Pons and Fleischmann's technologically simple experiment uses an electrical cell to force heavy water - deuterium - into a metal (palladium) core. The molecular makeup of the palladium traps the deuterium atoms. The electrical charge forces the deuterium nuclei so close together that two deuterium atoms fuse into one helium atom.

This "fusion" creates a great deal of energy, measured by Pons and Fleischmann as heat.

The sun is a huge fusion reactor, where great gravitational forces combine with million-degree temperatures to cause fusion. Before Pons and Fleischmann's claim, it was generally thought that nuclear fusion at room temperature, without the heat generated in the sun, wouldn't work.

An important aside is that such a nuclear reaction should also create a great deal of radiation - especially neutron emissions, according to traditional nuclear physics.

Here is the real arguing point because Pons and Fleischmann's experiments clearly don't give off a lot of neutrons.

Pons and Fleischmann aren't really trying to measure neutrons. They're chemists, and chemists usually measure heat with a calorimeter in their experiments. They've measured the heat very carefully. They have, however, done calculations and crude measurements of neutrons.

"We figure there are 40,000 neutrons emitted per second (in the experiment)," said Pons. That's above background, or natural radiation.

Again, under traditional physics theory, to account for as much heat being given off by the experiment there should be 10,000 billion neutrons each second. Such huge amounts of radiation would be easily detectable and would be fatal to any experimenter who didn't shield himself well from it.

So with that question left unanswered, here's another: How much heat does Pons and Fleischmann's contraption generate?


"For every watt that goes in (through the electrical charge), more than 4.5 watts comes out," says Pons.

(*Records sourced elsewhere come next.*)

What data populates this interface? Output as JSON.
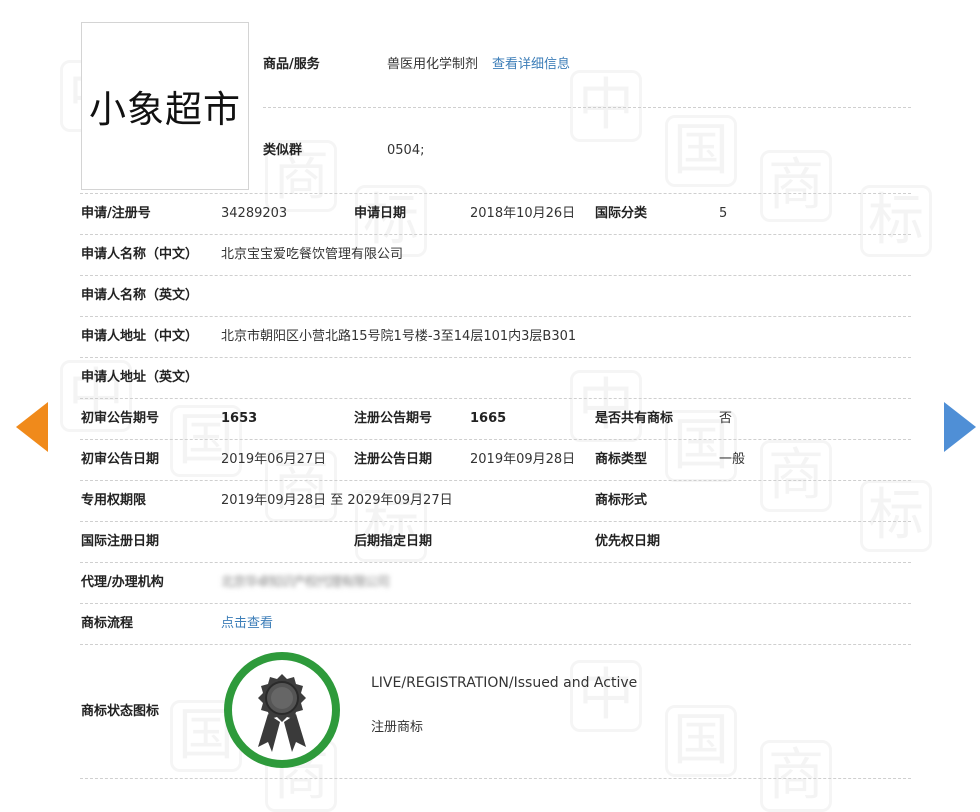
{
  "trademark": {
    "logo_text": "小象超市"
  },
  "goods": {
    "label": "商品/服务",
    "value": "兽医用化学制剂",
    "detail_link": "查看详细信息"
  },
  "similar_group": {
    "label": "类似群",
    "value": "0504;"
  },
  "rows": {
    "reg_no": {
      "label": "申请/注册号",
      "value": "34289203"
    },
    "apply_date": {
      "label": "申请日期",
      "value": "2018年10月26日"
    },
    "intl_class": {
      "label": "国际分类",
      "value": "5"
    },
    "applicant_cn": {
      "label": "申请人名称（中文）",
      "value": "北京宝宝爱吃餐饮管理有限公司"
    },
    "applicant_en": {
      "label": "申请人名称（英文）",
      "value": ""
    },
    "address_cn": {
      "label": "申请人地址（中文）",
      "value": "北京市朝阳区小营北路15号院1号楼-3至14层101内3层B301"
    },
    "address_en": {
      "label": "申请人地址（英文）",
      "value": ""
    },
    "prelim_no": {
      "label": "初审公告期号",
      "value": "1653"
    },
    "reg_pub_no": {
      "label": "注册公告期号",
      "value": "1665"
    },
    "shared": {
      "label": "是否共有商标",
      "value": "否"
    },
    "prelim_date": {
      "label": "初审公告日期",
      "value": "2019年06月27日"
    },
    "reg_pub_date": {
      "label": "注册公告日期",
      "value": "2019年09月28日"
    },
    "tm_type": {
      "label": "商标类型",
      "value": "一般"
    },
    "exclusive_period": {
      "label": "专用权期限",
      "value": "2019年09月28日 至 2029年09月27日"
    },
    "tm_form": {
      "label": "商标形式",
      "value": ""
    },
    "intl_reg_date": {
      "label": "国际注册日期",
      "value": ""
    },
    "later_date": {
      "label": "后期指定日期",
      "value": ""
    },
    "priority_date": {
      "label": "优先权日期",
      "value": ""
    },
    "agent": {
      "label": "代理/办理机构",
      "value": "北京华卓知识产权代理有限公司"
    },
    "process": {
      "label": "商标流程",
      "value": "点击查看"
    }
  },
  "status": {
    "label": "商标状态图标",
    "en": "LIVE/REGISTRATION/Issued and Active",
    "cn": "注册商标"
  },
  "colors": {
    "link": "#3d7eb8",
    "badge_ring": "#2e9a3b",
    "arrow_prev": "#f08a1b",
    "arrow_next": "#4f8fd6"
  }
}
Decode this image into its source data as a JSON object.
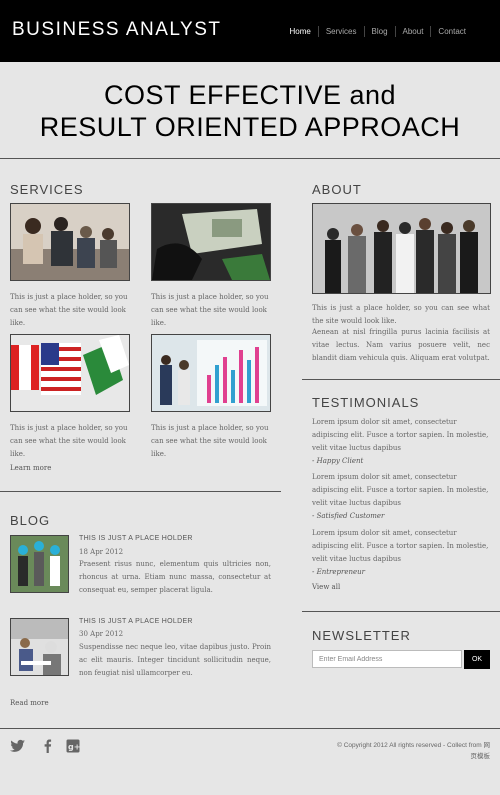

In one experiment, Pons said so much heat was created that "we ignited the experiment, uh, it burned up and melted down."

Complementing Pons' claims are experiments conducted by Brigham Young University physics professor Steven E. Jones. Jones has also been working with cold nuclear fusion and has tried an electrical cell, deuterium and a metal core (Jones uses titanium as well as palladium).

Jones doesn't get the same thermal reaction as Pons but he isn't using the same configuration either.

Jones, a physicist, has been trying to prove fusion in his experiments by measuring the neutron emissions, not heat. A colleague of his, Bart Czirr, has developed a neutron counter for that very purpose. Jones' experiments gets very few neutrons and no heat. In other words, his fusion is very slow and certainly couldn't be used for commercial energy production.

Pons hasn't seen Jones' experiment, only a quick view of Jones' electric cell on TV reports. "I could tell (from the TV) why it doesn't work. You have to have the right mass, the right electrodes, the palladium, everything just right. We've recreated our experiment numerous times in our lab; students we sent in can do it."

Pons doesn't have an explanation for the high energy outputs and low radiation. Perhaps a new helium isotope is being created. "That is one idea that could explain the great heat and low neutrons."

Perhaps the traditional hot fusion process - watched and measured far from the sun by scientists - is modified in a cold fusion process. Perhaps cold fusion is a completely different - yet undiscovered - type of fusion.